Nous poursuivons notre tour de l’île des restaurants à la recherche de nouvelles fourchettes d’or. La récolte des dernières semaines n’a pas été à la hauteur de nos espérances. Certaines tables, comme une terrasse du côté de Saint-André nous ayant laissé sur notre faim, gustativement parlant, et trop hésitants sur la note. Aujourd’hui retour à Saint-Denis, du côté de la rue Bois de Nèfles, où plusieurs personnes nous ont recommandé un petit restaurant sans prétention.

Nous arrivons peu avant midi, après avoir fait trois tours du quartier pour trouver une place de parking. Si un peu de marche ne vous fait pas peur, et que vous répugnez à ronger votre frein et à mordre votre volant de rage, le « parking de la Sécu » est une solution envisageable. Et si toutefois vous trouvez une place pas loin, jouez au Loto, c’est votre jour. Le restaurant est logé au rez-de-chaussée d’un immeuble en retrait de la rue, juste à côté d’une pâtisserie. Le menu du jour est posé sur le trottoir.
Cabri massalé, poulet brèdes, cari de daurade, poulet croustillant et riz cantonnais, sauté de bœuf aux oignons, tagliatelles au poulet pesto et tomates séchées, et « pavé de saumon, haricot vert crème d’aneth potatoes ». Deux derniers plats qui prouvent une ouverture (et une compétence) vers d’autres cieux culinaires.
Nous voulions déjeuner sur place, mais la configuration des lieux ne nous y incite guère. Dedans les tables sont en désordre, dehors aucun parasol visible pour parer les premières ardeurs de midi. Tant pis, nous repartons avec des barquettes. Cabri, poisson et bœuf seront testés.

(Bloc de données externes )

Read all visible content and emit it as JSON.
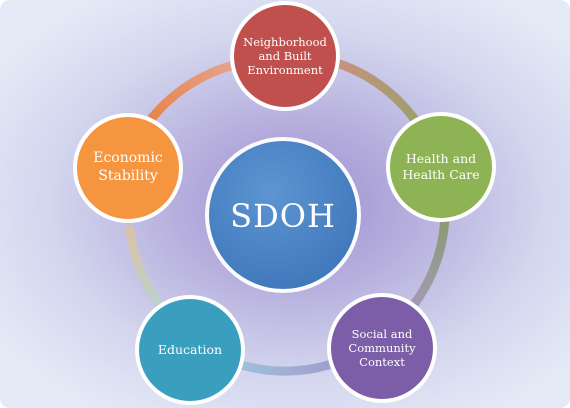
{
  "center": {
    "label": "SDOH",
    "color": "#4f86c8"
  },
  "nodes": [
    {
      "id": "neighborhood",
      "label": "Neighborhood\nand Built\nEnvironment",
      "color": "#c0504d"
    },
    {
      "id": "health-care",
      "label": "Health and\nHealth Care",
      "color": "#8db354"
    },
    {
      "id": "social-community",
      "label": "Social and\nCommunity\nContext",
      "color": "#7b5ea7"
    },
    {
      "id": "education",
      "label": "Education",
      "color": "#3a9fbf"
    },
    {
      "id": "economic-stability",
      "label": "Economic\nStability",
      "color": "#f59540"
    }
  ]
}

Nous commençons par le poisson, qui n’est pas un cari mais un poisson au gingembre. Le menu affiché à l’intérieur est bon mais pas celui de l’extérieur. Changement de dernière minute sans doute.

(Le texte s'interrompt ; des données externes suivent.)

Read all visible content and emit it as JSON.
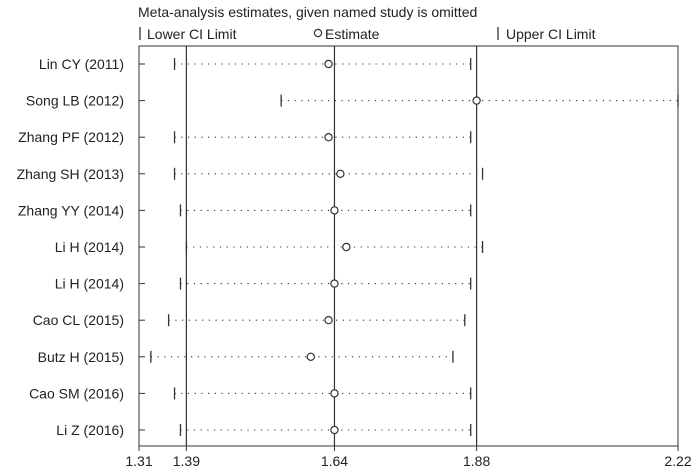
{
  "chart_data": {
    "type": "scatter",
    "title": "Meta-analysis estimates, given named study is omitted",
    "legend": {
      "placement": "top",
      "entries": [
        {
          "symbol": "|",
          "label": "Lower CI Limit"
        },
        {
          "symbol": "o",
          "label": "Estimate"
        },
        {
          "symbol": "|",
          "label": "Upper CI Limit"
        }
      ]
    },
    "xlim": [
      1.31,
      2.22
    ],
    "xticks": [
      1.31,
      1.39,
      1.64,
      1.88,
      2.22
    ],
    "xtick_labels": [
      "1.31",
      "1.39",
      "1.64",
      "1.88",
      "2.22"
    ],
    "reference_lines": [
      1.39,
      1.64,
      1.88
    ],
    "grid": false,
    "studies": [
      {
        "label": "Lin CY (2011)",
        "lower": 1.37,
        "estimate": 1.63,
        "upper": 1.87
      },
      {
        "label": "Song LB (2012)",
        "lower": 1.55,
        "estimate": 1.88,
        "upper": 2.22
      },
      {
        "label": "Zhang PF (2012)",
        "lower": 1.37,
        "estimate": 1.63,
        "upper": 1.87
      },
      {
        "label": "Zhang SH (2013)",
        "lower": 1.37,
        "estimate": 1.65,
        "upper": 1.89
      },
      {
        "label": "Zhang YY (2014)",
        "lower": 1.38,
        "estimate": 1.64,
        "upper": 1.87
      },
      {
        "label": "Li H (2014)",
        "lower": 1.39,
        "estimate": 1.66,
        "upper": 1.89
      },
      {
        "label": "Li H (2014)",
        "lower": 1.38,
        "estimate": 1.64,
        "upper": 1.87
      },
      {
        "label": "Cao CL (2015)",
        "lower": 1.36,
        "estimate": 1.63,
        "upper": 1.86
      },
      {
        "label": "Butz H (2015)",
        "lower": 1.33,
        "estimate": 1.6,
        "upper": 1.84
      },
      {
        "label": "Cao SM (2016)",
        "lower": 1.37,
        "estimate": 1.64,
        "upper": 1.87
      },
      {
        "label": "Li Z (2016)",
        "lower": 1.38,
        "estimate": 1.64,
        "upper": 1.87
      }
    ],
    "colors": {
      "ink": "#333333",
      "background": "#ffffff"
    }
  }
}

Les bouchées sont très goûteuses et moelleuses. Le poisson, relevé par le rhizome et par un assaisonnement doux salé délicat, est très bon. Son côté un peu brut a été domestiqué, sans pour autant être étouffé. Les carottes et les lamelles de gingembre croquantes passent sous la dent avec bonheur. La barquette pourrait se terminer sans difficulté, mais deux autres plats sont à goûter.

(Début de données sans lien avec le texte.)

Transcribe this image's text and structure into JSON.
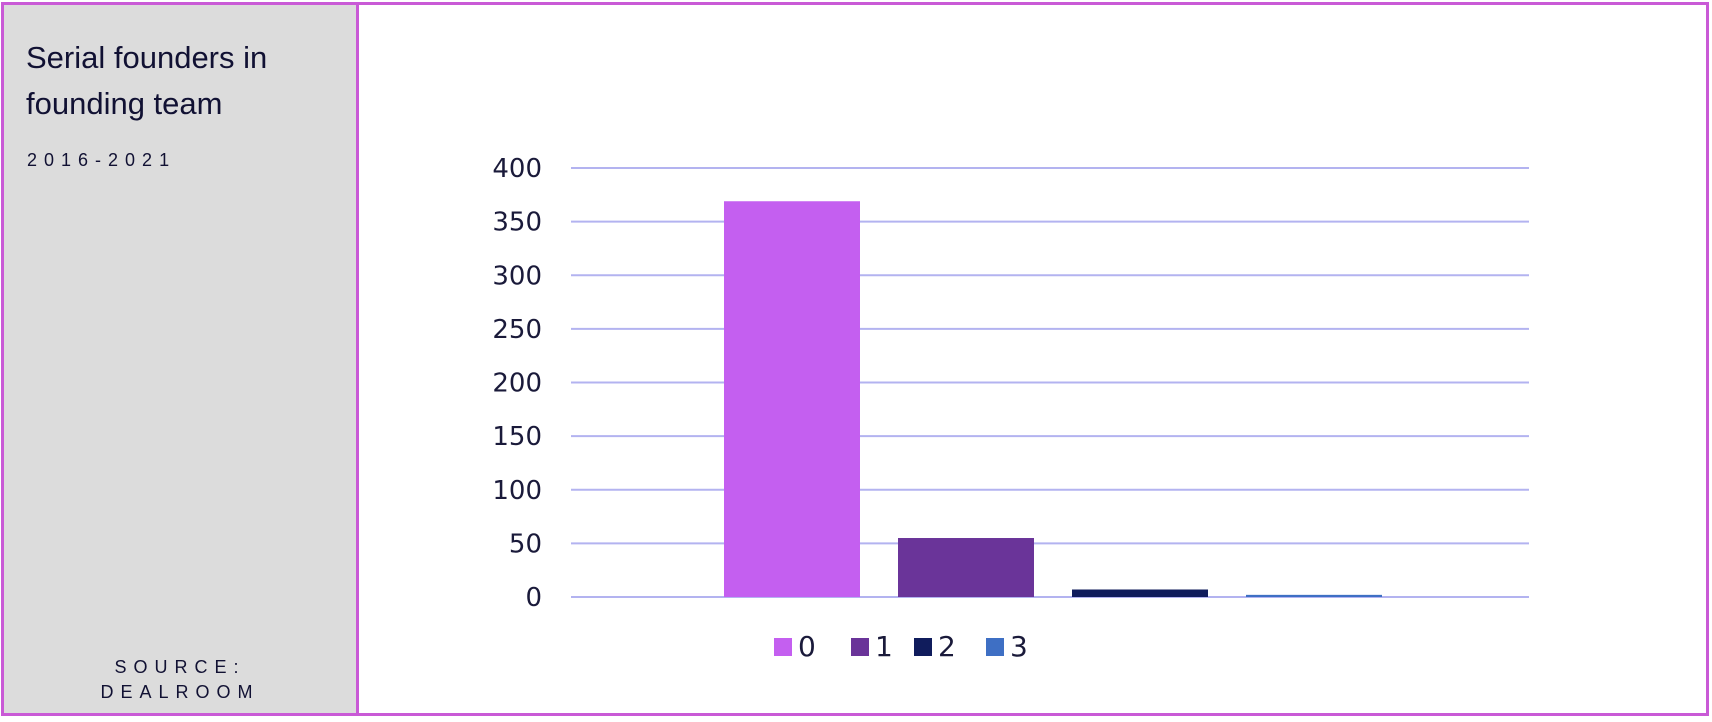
{
  "sidebar": {
    "title": "Serial founders in founding team",
    "subtitle": "2016-2021",
    "source_line1": "SOURCE:",
    "source_line2": "DEALROOM"
  },
  "colors": {
    "frame": "#c95ad6",
    "sidebar_bg": "#dcdcdc",
    "gridline": "#b3b3f0",
    "text": "#1a1a3a"
  },
  "chart_data": {
    "type": "bar",
    "title": "",
    "xlabel": "",
    "ylabel": "",
    "ylim": [
      0,
      400
    ],
    "yticks": [
      0,
      50,
      100,
      150,
      200,
      250,
      300,
      350,
      400
    ],
    "grid": true,
    "legend_position": "bottom",
    "series": [
      {
        "name": "0",
        "value": 369,
        "color": "#c45ff0"
      },
      {
        "name": "1",
        "value": 55,
        "color": "#6a3499"
      },
      {
        "name": "2",
        "value": 7,
        "color": "#101c5c"
      },
      {
        "name": "3",
        "value": 2,
        "color": "#3e6fc4"
      }
    ]
  }
}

Le cabri se renifle avec plaisir. Si l’aspect visuel en barquette fait « pâté », l’odeur du massalé est plutôt suave et raffinée. La couleur l’annonce déjà, nous n’avons pas affaire à ce « gros » massalé très torréfié, qui envoie des claques. Confirmation en bouche avec des saveurs assez complexes, qui baignent et réjouissent les papilles. Le plaisir est augmenté par une cuisson aboutie sans laquelle certains morceaux de cabri auraient pu servir d’élastique à lance-pierre. Là-dessus, le sel appuie sans exagération des contours acidulés peut-être envoyés par du tamarin, et qui excitent l’appétence. Ce cabri massalé est indiscutablement dans la moitié supérieure de la liste des meilleurs que nous ayons dégustés.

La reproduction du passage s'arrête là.